Even the characters spoke mostly in clichés, for instance at one point the Captain of the boat that finds the Russian ship adrift and apparently abandoned really did say "Hold your horses! I’m still the Captain of this ship!", and that it was spoken by Donald Sutherland in a dodgy Oirish accent made it all the more groansome. With the dialogue exhibiting not one whit of novelty, you may be thinking there was one epic drinking game based around noting bits and pieces from other movies possible, but for your health's sake one would have to advise against it: there was business going on here that surely could be traced back to the early days of the talkies. If Virus did not sound up to much, then the most important query was whether it delivered in the action stakes, it was that genre of movie after all, and the answer was, eh, it was all right.

If that was lowering your expectations sufficiently you would find yourself getting along with the movie, if not famously then on a cheery wave should you notice it passing on the street (or on that late night TV slot). Jamie Lee Curtis was our actual star, and she was withering in her assessment of this, what she considered her worst film, but truth be told for all its silliness, there were other, far less enjoyable efforts out there, and she was a solid heroine in spite of lines that made moves towards rendering her wooden.

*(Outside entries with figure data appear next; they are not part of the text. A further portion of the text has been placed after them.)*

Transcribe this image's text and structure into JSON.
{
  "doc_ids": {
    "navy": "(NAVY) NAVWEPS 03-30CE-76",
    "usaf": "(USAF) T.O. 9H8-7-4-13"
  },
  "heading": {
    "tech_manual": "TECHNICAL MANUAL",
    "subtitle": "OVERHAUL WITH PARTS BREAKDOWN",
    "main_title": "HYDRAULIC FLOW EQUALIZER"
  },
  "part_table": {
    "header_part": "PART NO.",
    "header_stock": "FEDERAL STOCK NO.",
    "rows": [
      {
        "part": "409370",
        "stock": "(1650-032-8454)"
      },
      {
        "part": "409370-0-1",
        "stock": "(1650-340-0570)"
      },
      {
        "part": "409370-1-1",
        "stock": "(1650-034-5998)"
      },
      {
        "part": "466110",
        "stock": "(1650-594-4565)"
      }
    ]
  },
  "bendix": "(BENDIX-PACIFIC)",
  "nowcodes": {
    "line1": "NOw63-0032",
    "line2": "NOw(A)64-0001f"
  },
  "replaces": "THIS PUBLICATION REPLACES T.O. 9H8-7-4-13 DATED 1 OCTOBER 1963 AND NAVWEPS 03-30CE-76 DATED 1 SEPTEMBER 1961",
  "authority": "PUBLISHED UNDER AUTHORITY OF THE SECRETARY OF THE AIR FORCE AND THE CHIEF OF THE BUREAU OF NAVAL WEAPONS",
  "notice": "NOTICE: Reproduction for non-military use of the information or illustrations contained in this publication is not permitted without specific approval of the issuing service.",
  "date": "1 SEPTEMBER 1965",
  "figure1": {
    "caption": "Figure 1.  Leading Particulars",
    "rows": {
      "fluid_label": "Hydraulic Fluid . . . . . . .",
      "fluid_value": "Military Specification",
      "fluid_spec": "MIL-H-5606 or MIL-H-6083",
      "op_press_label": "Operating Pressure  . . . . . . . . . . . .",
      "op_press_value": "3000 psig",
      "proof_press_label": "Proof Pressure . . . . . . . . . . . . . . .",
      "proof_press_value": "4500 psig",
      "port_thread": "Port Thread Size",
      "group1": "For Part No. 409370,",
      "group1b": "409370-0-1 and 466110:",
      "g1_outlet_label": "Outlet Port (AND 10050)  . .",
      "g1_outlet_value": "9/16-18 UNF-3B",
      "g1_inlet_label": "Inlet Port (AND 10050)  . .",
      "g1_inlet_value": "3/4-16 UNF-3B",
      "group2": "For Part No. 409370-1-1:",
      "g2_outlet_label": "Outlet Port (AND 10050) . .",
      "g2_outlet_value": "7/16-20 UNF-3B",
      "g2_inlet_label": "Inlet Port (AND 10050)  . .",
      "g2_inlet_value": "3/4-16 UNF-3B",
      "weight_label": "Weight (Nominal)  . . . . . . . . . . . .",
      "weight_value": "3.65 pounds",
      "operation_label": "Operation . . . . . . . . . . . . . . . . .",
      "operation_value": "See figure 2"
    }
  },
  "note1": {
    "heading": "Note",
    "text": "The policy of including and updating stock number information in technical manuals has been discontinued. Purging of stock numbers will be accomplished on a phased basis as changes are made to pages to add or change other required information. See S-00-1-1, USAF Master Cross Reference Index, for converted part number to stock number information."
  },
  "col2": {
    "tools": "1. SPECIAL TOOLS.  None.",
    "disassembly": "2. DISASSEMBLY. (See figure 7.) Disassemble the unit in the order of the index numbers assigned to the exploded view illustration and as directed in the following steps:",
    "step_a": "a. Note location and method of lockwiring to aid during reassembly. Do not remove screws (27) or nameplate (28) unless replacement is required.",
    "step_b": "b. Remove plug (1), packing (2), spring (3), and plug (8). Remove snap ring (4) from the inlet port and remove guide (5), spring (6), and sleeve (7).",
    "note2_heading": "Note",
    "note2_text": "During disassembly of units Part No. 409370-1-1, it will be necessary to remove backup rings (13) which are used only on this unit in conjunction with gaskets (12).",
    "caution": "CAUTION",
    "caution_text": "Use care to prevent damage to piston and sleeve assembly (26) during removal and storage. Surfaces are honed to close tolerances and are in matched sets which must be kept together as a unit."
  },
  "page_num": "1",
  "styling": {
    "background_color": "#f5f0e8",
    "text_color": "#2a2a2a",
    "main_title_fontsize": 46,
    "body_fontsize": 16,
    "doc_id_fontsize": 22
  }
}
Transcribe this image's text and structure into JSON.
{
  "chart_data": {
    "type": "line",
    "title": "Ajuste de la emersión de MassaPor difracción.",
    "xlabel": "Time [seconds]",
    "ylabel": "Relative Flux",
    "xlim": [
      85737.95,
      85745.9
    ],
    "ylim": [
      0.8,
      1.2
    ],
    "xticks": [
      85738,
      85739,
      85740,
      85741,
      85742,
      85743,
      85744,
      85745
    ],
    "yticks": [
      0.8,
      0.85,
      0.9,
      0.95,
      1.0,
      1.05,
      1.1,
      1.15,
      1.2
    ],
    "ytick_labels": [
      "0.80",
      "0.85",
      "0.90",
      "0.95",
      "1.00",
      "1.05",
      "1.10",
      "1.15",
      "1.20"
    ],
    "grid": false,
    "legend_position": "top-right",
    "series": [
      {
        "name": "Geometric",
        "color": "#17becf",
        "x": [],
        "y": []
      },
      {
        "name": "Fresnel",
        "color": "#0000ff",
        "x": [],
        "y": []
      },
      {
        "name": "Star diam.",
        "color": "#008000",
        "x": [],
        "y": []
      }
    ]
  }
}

The gimmick here was an alien infection that lives in electricity (you could tell science wasn't the strong point) and makes up robots of increasing size from the equipment it finds on the ship, that including the bodies of the crew, so plenty of opportunity for gory cyborgs in a manner that Star Trek would never have the guts to do on television with their Borg race. John Bruno, special effects man extraordinaire, was at the helm, seemingly putting paid to a promising career in the process, but if he was predictably better at the effects than anything else, well, who watched Virus for the acting? Music by Joel McNeely.